There is no acceptable level of state
You're right, but there's a difference of degrees. Elections can be likened to a master allowing his slaves to choose their driver; though slavery is a wholly unacceptable state, you can hardly blame the slaves if they vote to select a less cruel overlord. You should never stop fighting the state, and never
give it your moral sanction, but you can try to partially de-claw it.
The retort to this, is, of course, that voting is
giving the system your approval. I can certainly understand this point of view, but I'm just so desperate for a reprieve. . .
Besides, if Paul were to be elected and the state were less involved in people's lives, perhaps they'd start to see that it isn't such a great thing. Perhaps they'd be more and more receptive to the notion of abolishing it.
Am I dreaming? Probably.
Rothbard had some interesting thoughts that I think apply here.
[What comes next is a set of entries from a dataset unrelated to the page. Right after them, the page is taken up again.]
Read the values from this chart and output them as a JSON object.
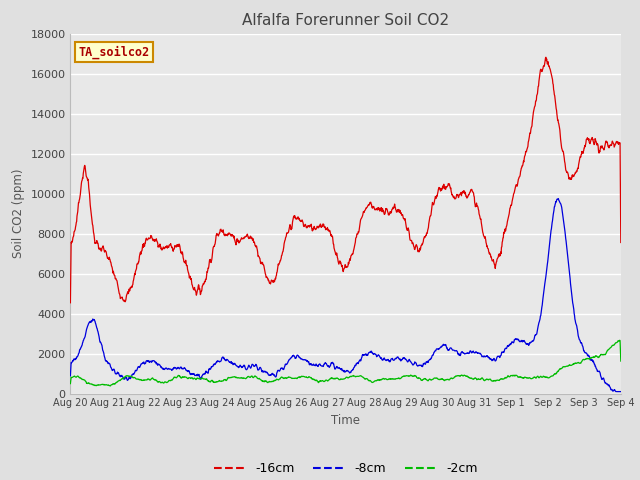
{
  "title": "Alfalfa Forerunner Soil CO2",
  "ylabel": "Soil CO2 (ppm)",
  "xlabel": "Time",
  "annotation": "TA_soilco2",
  "legend_labels": [
    "-16cm",
    "-8cm",
    "-2cm"
  ],
  "legend_colors": [
    "#dd0000",
    "#0000dd",
    "#00bb00"
  ],
  "ylim": [
    0,
    18000
  ],
  "yticks": [
    0,
    2000,
    4000,
    6000,
    8000,
    10000,
    12000,
    14000,
    16000,
    18000
  ],
  "xtick_labels": [
    "Aug 20",
    "Aug 21",
    "Aug 22",
    "Aug 23",
    "Aug 24",
    "Aug 25",
    "Aug 26",
    "Aug 27",
    "Aug 28",
    "Aug 29",
    "Aug 30",
    "Aug 31",
    "Sep 1",
    "Sep 2",
    "Sep 3",
    "Sep 4"
  ],
  "bg_color": "#e0e0e0",
  "plot_bg_color": "#e8e8e8",
  "grid_color": "#ffffff",
  "title_color": "#444444",
  "axis_label_color": "#555555",
  "annotation_bg": "#ffffcc",
  "annotation_border": "#cc8800",
  "annotation_text_color": "#aa0000",
  "n_points": 1500,
  "seed": 7
}
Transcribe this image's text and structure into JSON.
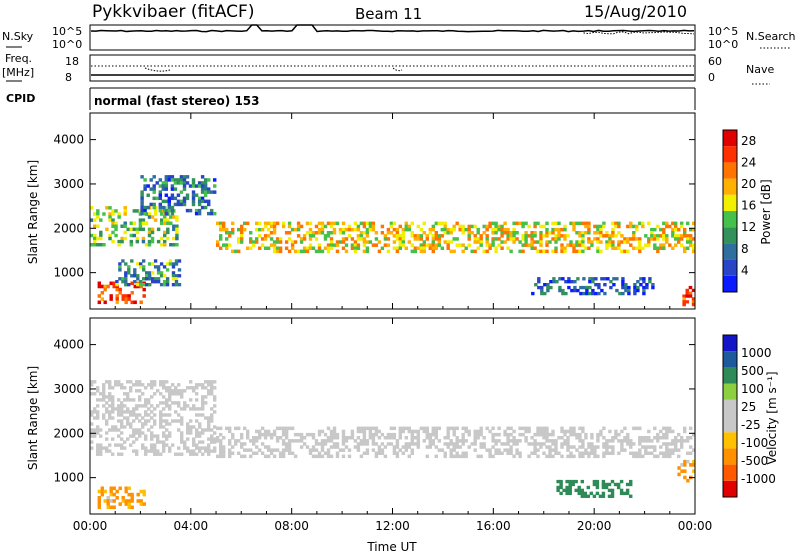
{
  "header": {
    "radar": "Pykkvibaer (fitACF)",
    "beam": "Beam 11",
    "date": "15/Aug/2010"
  },
  "noise_panel": {
    "left_label": "N.Sky",
    "left_ticks": [
      "10^5",
      "10^0"
    ],
    "right_label": "N.Search",
    "right_ticks": [
      "10^5",
      "10^0"
    ]
  },
  "freq_panel": {
    "left_label_1": "Freq.",
    "left_label_2": "[MHz]",
    "left_ticks": [
      "18",
      "8"
    ],
    "right_label": "Nave",
    "right_ticks": [
      "60",
      "0"
    ]
  },
  "cpid_panel": {
    "label": "CPID",
    "text": "normal (fast stereo) 153"
  },
  "colors": {
    "scale_power": [
      "#0a1cff",
      "#2845c8",
      "#2f6fa0",
      "#33925a",
      "#45c04a",
      "#f0f000",
      "#ffb000",
      "#ff7300",
      "#ff3000",
      "#e00000"
    ],
    "scale_velocity": [
      "#e00000",
      "#ff5a00",
      "#ff9000",
      "#ffc000",
      "#c8c8c8",
      "#c8c8c8",
      "#8cd040",
      "#2e8b57",
      "#1c5a9c",
      "#1515c8"
    ],
    "ground_scatter": "#c8c8c8"
  },
  "chart_data": [
    {
      "type": "heatmap",
      "panel": "power",
      "ylabel": "Slant Range [km]",
      "yticks": [
        "4000",
        "3000",
        "2000",
        "1000"
      ],
      "ytick_values": [
        4000,
        3000,
        2000,
        1000
      ],
      "ylim": [
        180,
        4600
      ],
      "xlim": [
        0,
        24
      ],
      "colorbar_label": "Power [dB]",
      "colorbar_ticks": [
        "28",
        "24",
        "20",
        "16",
        "12",
        "8",
        "4"
      ],
      "colorbar_range": [
        0,
        30
      ],
      "scatter_regions": [
        {
          "t_start": 0.0,
          "t_end": 3.5,
          "r_low": 1600,
          "r_high": 2500,
          "power": 14
        },
        {
          "t_start": 2.0,
          "t_end": 5.0,
          "r_low": 2300,
          "r_high": 3200,
          "power": 8
        },
        {
          "t_start": 0.3,
          "t_end": 2.2,
          "r_low": 300,
          "r_high": 800,
          "power": 26
        },
        {
          "t_start": 1.0,
          "t_end": 3.6,
          "r_low": 700,
          "r_high": 1300,
          "power": 10
        },
        {
          "t_start": 5.0,
          "t_end": 24.0,
          "r_low": 1450,
          "r_high": 2150,
          "power": 18
        },
        {
          "t_start": 17.5,
          "t_end": 22.5,
          "r_low": 500,
          "r_high": 900,
          "power": 6
        },
        {
          "t_start": 23.5,
          "t_end": 24.0,
          "r_low": 250,
          "r_high": 700,
          "power": 26
        }
      ]
    },
    {
      "type": "heatmap",
      "panel": "velocity",
      "ylabel": "Slant Range [km]",
      "xlabel": "Time UT",
      "xticks": [
        "00:00",
        "04:00",
        "08:00",
        "12:00",
        "16:00",
        "20:00",
        "00:00"
      ],
      "xtick_values": [
        0,
        4,
        8,
        12,
        16,
        20,
        24
      ],
      "yticks": [
        "4000",
        "3000",
        "2000",
        "1000"
      ],
      "ytick_values": [
        4000,
        3000,
        2000,
        1000
      ],
      "ylim": [
        180,
        4600
      ],
      "xlim": [
        0,
        24
      ],
      "colorbar_label": "Velocity [m s⁻¹]",
      "colorbar_ticks": [
        "1000",
        "500",
        "100",
        "25",
        "-25",
        "-100",
        "-500",
        "-1000"
      ],
      "scatter_regions": [
        {
          "t_start": 0.0,
          "t_end": 5.0,
          "r_low": 1500,
          "r_high": 3200,
          "class": "ground"
        },
        {
          "t_start": 5.0,
          "t_end": 24.0,
          "r_low": 1450,
          "r_high": 2150,
          "class": "ground"
        },
        {
          "t_start": 0.3,
          "t_end": 2.2,
          "r_low": 300,
          "r_high": 800,
          "velocity": -200
        },
        {
          "t_start": 18.5,
          "t_end": 21.5,
          "r_low": 550,
          "r_high": 950,
          "velocity": 300
        },
        {
          "t_start": 23.3,
          "t_end": 24.0,
          "r_low": 900,
          "r_high": 1400,
          "velocity": -150
        }
      ]
    }
  ]
}
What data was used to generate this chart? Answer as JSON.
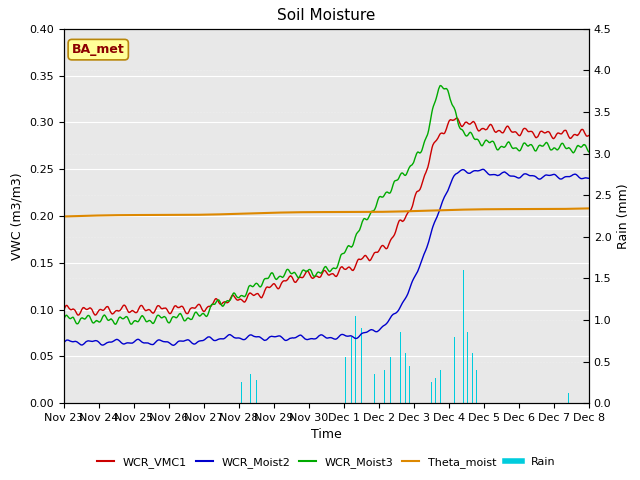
{
  "title": "Soil Moisture",
  "xlabel": "Time",
  "ylabel_left": "VWC (m3/m3)",
  "ylabel_right": "Rain (mm)",
  "ylim_left": [
    0.0,
    0.4
  ],
  "ylim_right": [
    0.0,
    4.5
  ],
  "yticks_left": [
    0.0,
    0.05,
    0.1,
    0.15,
    0.2,
    0.25,
    0.3,
    0.35,
    0.4
  ],
  "yticks_right": [
    0.0,
    0.5,
    1.0,
    1.5,
    2.0,
    2.5,
    3.0,
    3.5,
    4.0,
    4.5
  ],
  "xtick_labels": [
    "Nov 23",
    "Nov 24",
    "Nov 25",
    "Nov 26",
    "Nov 27",
    "Nov 28",
    "Nov 29",
    "Nov 30",
    "Dec 1",
    "Dec 2",
    "Dec 3",
    "Dec 4",
    "Dec 5",
    "Dec 6",
    "Dec 7",
    "Dec 8"
  ],
  "background_color": "#ffffff",
  "plot_bg_color": "#e8e8e8",
  "annotation_box": {
    "text": "BA_met",
    "text_color": "#8b0000",
    "bg_color": "#ffff99",
    "edge_color": "#b8860b"
  },
  "line_colors": {
    "WCR_VMC1": "#cc0000",
    "WCR_Moist2": "#0000cc",
    "WCR_Moist3": "#00aa00",
    "Theta_moist": "#dd8800",
    "Rain": "#00ccdd"
  }
}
If, then, the libertarian must advocate the immediate attainment of liberty and abolition of statism, and if gradualism in theory is contradictory to this overriding end, what further strategic stance may a libertarian take in today's world? Must he necessarily confine himself to advocating immediate abolition? Are "transitional demands," steps toward liberty in practice, necessarily illegitimate? No, for this would fall into the other self-defeating strategic trap of "left-wing sectarianism." For while libertarians have too often been opportunists who lose sight of or undercut their ultimate goal, some have erred in the opposite direction: fearing and condemning any advances toward the idea as necessarily selling out the goal itself. The tragedy is that these sectarians, in condemning all advances that fall short of the goal, serve to render vain and futile the cherished goal itself. For much as all of us would be overjoyed to arrive at total liberty at a single bound, the realistic prospects for such a mighty leap are limited. If social change is not always tiny and gradual, neither does it usually occur in a single leap. In rejecting any transitional approaches to the goal, then, these sectarian libertarians make it impossible for the goal itself ever to be reached. Thus, the sectarians can eventually be as fully "liquidationist" of the pure goal as the opportunists themselves.
I didn't want to make my post too
huge, so I just took a little snippet. The full text can be found at http://mises.org/rothbard/newlibertywhole.asp
, the pertinent discussion being in the epilogue.